A sine model could also work if it uses a different phase shift. That is why written-response explanations should focus on the features and the context. The model predicts temperature, not just y-values, so the conclusion should use degrees Celsius and time.

Reading graphs and tables

From a graph, do not estimate amplitude from the x-axis unless the midline is y = 0. Use the maximum and minimum. From a table, look for a repeated pattern and equal spacing in x. If values are 18, 24, 18, 12, 18 over equal 6-hour steps, the full cycle is 24 hours. Those values show the midline crossings, maximum, midline crossing, minimum, and return to midline.

Diploma traps

The most common trap is confusing amplitude with maximum. If a daylight model has maximum 17 hours and minimum 7 hours, the amplitude is 5 hours, not 17 hours. Another trap is treating period and frequency as the same. A shorter period means more cycles per unit, so frequency increases when period decreases.

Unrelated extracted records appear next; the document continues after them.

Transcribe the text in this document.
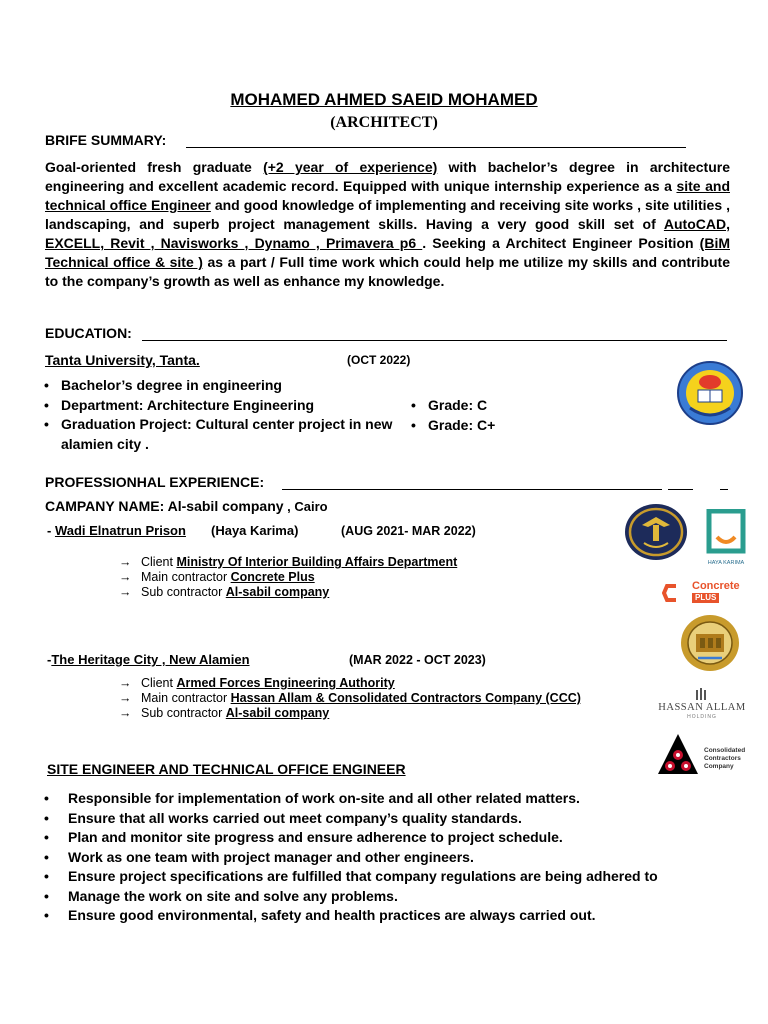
MOHAMED AHMED SAEID MOHAMED
(ARCHITECT)
BRIFE SUMMARY:
Goal-oriented fresh graduate (+2 year of experience) with bachelor’s degree in architecture engineering and excellent academic record. Equipped with unique internship experience as a site and technical office Engineer and good knowledge of implementing and receiving site works , site utilities , landscaping, and superb project management skills. Having a very good skill set of AutoCAD, EXCELL, Revit , Navisworks , Dynamo , Primavera p6 . Seeking a Architect Engineer Position (BiM Technical office & site ) as a part / Full time work which could help me utilize my skills and contribute to the company’s growth as well as enhance my knowledge.
EDUCATION:
Tanta University, Tanta.	(OCT 2022)
• Bachelor’s degree in engineering
• Department: Architecture Engineering
• Graduation Project: Cultural center project in new alamien city .
• Grade: C
• Grade: C+
PROFESSIONHAL EXPERIENCE:
CAMPANY NAME: Al-sabil company , Cairo
- Wadi Elnatrun Prison (Haya Karima)	(AUG 2021- MAR 2022)
→ Client Ministry Of Interior Building Affairs Department
→ Main contractor Concrete Plus
→ Sub contractor Al-sabil company
-The Heritage City , New Alamien	(MAR 2022 - OCT 2023)
→ Client Armed Forces Engineering Authority
→ Main contractor Hassan Allam & Consolidated Contractors Company (CCC)
→ Sub contractor Al-sabil company
HAYA KARIMA
Concrete
PLUS
HASSAN ALLAM
HOLDING
Consolidated
Contractors
Company
SITE ENGINEER AND TECHNICAL OFFICE ENGINEER
• Responsible for implementation of work on-site and all other related matters.
• Ensure that all works carried out meet company’s quality standards.
• Plan and monitor site progress and ensure adherence to project schedule.
• Work as one team with project manager and other engineers.
• Ensure project specifications are fulfilled that company regulations are being adhered to
• Manage the work on site and solve any problems.
• Ensure good environmental, safety and health practices are always carried out.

Phase shift questions also invite over-calculation. If the question asks for the first maximum shown on a graph, read the x-coordinate of the peak. Do not build a full equation unless the question demands it. When a context is given, state what the peak, trough, and midline mean. The official bulletin's comment about contextual sinusoidal difficulty is a reminder that interpretation is part of the mathematics.

Building an equation from features

When an equation is required, build it in layers. First find a and d from amplitude and midline. Next find b from the period. Last choose the shift from a convenient point, usually a maximum for cosine or a midline crossing for sine. If a graph has maximum 14, minimum 2, period 20, and a maximum at x = 5, one valid model is y = 6 cos((2pi/20)(x - 5)) + 8. The amplitude is 6, the midline is y = 8, and the coefficient 2pi/20 creates a 20-unit cycle.

Units and angle mode

Context models often use time, distance, or months as the input, not degrees on a unit circle. If your equation uses pi, the calculator must be in radian mode for numerical evaluation. If the equation uses 360 in the period relationship, degree mode is appropriate. Feature questions such as amplitude and midline usually do not depend on angle mode, but evaluating the model at a specific input does.